A 'loveless' marriage seems, to me, to be a 'bad' one.
on Aug 06, 2008
I'm just thinking a) what a sucky relationship to be in and maybe posting this publicly was not the most super slick idea you've ever had.

I get annoyed by people who are under the impression that there's this one perfect person for them and if they can't find that person or can't be happy with the relationships they've chosen, they pine and whine about what's missing.
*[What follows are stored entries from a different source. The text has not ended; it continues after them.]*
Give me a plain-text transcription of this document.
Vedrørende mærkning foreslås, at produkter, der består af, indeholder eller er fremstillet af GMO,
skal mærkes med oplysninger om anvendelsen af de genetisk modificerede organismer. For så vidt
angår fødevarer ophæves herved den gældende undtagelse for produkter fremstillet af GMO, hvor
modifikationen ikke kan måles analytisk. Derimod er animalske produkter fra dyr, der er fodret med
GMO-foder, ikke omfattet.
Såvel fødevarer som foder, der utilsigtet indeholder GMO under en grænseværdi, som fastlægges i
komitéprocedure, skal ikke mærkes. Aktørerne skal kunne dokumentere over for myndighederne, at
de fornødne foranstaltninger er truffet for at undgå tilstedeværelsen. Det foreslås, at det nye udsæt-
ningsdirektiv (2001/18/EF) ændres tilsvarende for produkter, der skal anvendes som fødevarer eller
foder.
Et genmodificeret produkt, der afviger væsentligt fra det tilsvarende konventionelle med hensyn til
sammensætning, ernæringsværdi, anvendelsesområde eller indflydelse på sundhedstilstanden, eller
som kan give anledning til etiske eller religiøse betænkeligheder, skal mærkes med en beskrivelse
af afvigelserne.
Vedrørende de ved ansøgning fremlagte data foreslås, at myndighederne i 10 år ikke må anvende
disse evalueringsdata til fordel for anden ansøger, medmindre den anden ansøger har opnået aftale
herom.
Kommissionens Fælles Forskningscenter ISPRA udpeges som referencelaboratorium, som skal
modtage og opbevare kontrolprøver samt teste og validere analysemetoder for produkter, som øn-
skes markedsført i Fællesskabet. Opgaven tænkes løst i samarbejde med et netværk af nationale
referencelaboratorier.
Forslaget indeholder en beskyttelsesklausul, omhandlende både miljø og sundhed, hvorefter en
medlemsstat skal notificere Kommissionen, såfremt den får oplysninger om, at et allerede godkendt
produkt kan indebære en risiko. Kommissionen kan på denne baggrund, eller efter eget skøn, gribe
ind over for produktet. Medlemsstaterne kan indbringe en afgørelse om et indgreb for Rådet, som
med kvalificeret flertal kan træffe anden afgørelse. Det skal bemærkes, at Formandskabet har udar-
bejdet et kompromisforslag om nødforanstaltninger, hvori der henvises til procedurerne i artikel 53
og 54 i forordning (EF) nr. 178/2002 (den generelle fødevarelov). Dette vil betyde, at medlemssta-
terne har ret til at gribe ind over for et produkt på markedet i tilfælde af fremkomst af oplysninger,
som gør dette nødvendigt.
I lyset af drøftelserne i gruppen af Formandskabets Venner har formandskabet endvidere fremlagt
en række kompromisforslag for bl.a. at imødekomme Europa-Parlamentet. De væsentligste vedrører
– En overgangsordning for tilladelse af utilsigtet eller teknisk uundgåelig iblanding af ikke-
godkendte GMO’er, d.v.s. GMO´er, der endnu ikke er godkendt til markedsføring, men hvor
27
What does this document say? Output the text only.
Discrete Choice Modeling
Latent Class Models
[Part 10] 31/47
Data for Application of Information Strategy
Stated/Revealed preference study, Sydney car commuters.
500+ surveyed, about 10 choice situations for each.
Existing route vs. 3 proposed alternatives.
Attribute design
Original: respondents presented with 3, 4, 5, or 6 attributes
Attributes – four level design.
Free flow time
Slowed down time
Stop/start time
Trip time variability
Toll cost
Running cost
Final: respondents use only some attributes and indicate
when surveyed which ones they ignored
NEWSFLASH: Had you married perfect girl from high school you'd probably discover that she's not so perfect and you had to work at having a happy marriage. Kinda like now.
on Aug 06, 2008
NEWSFLASH: Had you married perfect girl from high school you'd probably discover that she's not so perfect and you had to work at having a happy marriage. Kinda like now.


LOL, so true.
on Aug 06, 2008

Texas wahine. I hope I'm reading your comment and you didn't just get really judgemental on me. In fairness to the possibility that you weren't let me say that I post this stuff because I am not afraid to put myself out there, whether you think it is slick or not. Nor do I think there is a perfect person. I am the most realistic person you will ever meet. Not pessimistic just very realistic. I just got really bummed over having been hit by an old memory.

A happy marriage is just not in the cards for me and believe it or not it isn't all about my expectations.

My relationship is not sucky. I do work at it and we're OK. Just OK.  I don't pine and whine. Jesus I hope I just read that wrong.

on Aug 06, 2008
I was generalizing but including you in the generalization, LOL.

I am just thinking how hurtful this might be to your wife if she were to come across it. Or maybe she knows how you feel. Maybe she tells you she feels the same way. Either way, I think it's sad.

I did get the impression you were saying your hs girl was "the one" and since you lost her, you were doomed to settling.

You're ok with not being loved by your spouse? You're ok with not loving your spouse? Are you just, like, really beaten down or what? No interest in getting more out of the marriage? You don't desire passion and deep companionship?

This is hard for me to wrap my head around.

I know the "right" thing for me to say is, "Wow, what a great guy. He's in a "loveless" marriage, but he's sticking it out and staying put and not sleeping around."

But all I can muster is, "Wow. That sucks."
on Aug 06, 2008

Texas Wahine, thanks for clearing that up for me. 2 years ago I wrote about my marriage and I came across as a real shit. When I blog I write to a) make myself feel better and to get a response. You came down pretty hard on me 2 years ago I believe. And I respect it. If you were to know the whole story, there is so much to tell, you would still not be able to wrap your head around it. My marriage has a lot of problems but I am sticking around. Maybe for the kids for now and I'll see what happens with my wife. I don't want a cookie or for you to think I am a "great guy". I am a 43 year old man with massive financial, marital and health problems and my life is what it is. Maybe when my wife finds what she wants in life (maybe it will be me!) I'm sure things will get better.

And by the way, it wasn't my HS Sweetheart. Senior year of college fiance. And I was never happier. Then I did something stupid and now I miss her. yesterday was a bad day so I wrote a depressing blog. See, that's it.

Thankks for reading.

on Aug 07, 2008
Wow, whosyourdaddy0417, for a moment there I thought I was reading a post I wrote but could not remember writing. Nice to know I am not alone in this endeavor. Not that I was ignorant enough to believe I was, but sometimes one wonders how often this happens when one does not meet other people in the same situation often. There are times I think I am the only one having problems since everyone else seems to be really good at hiding theirs. Though every once in a while I come here and find that my problems and issues are nothing compared to some here.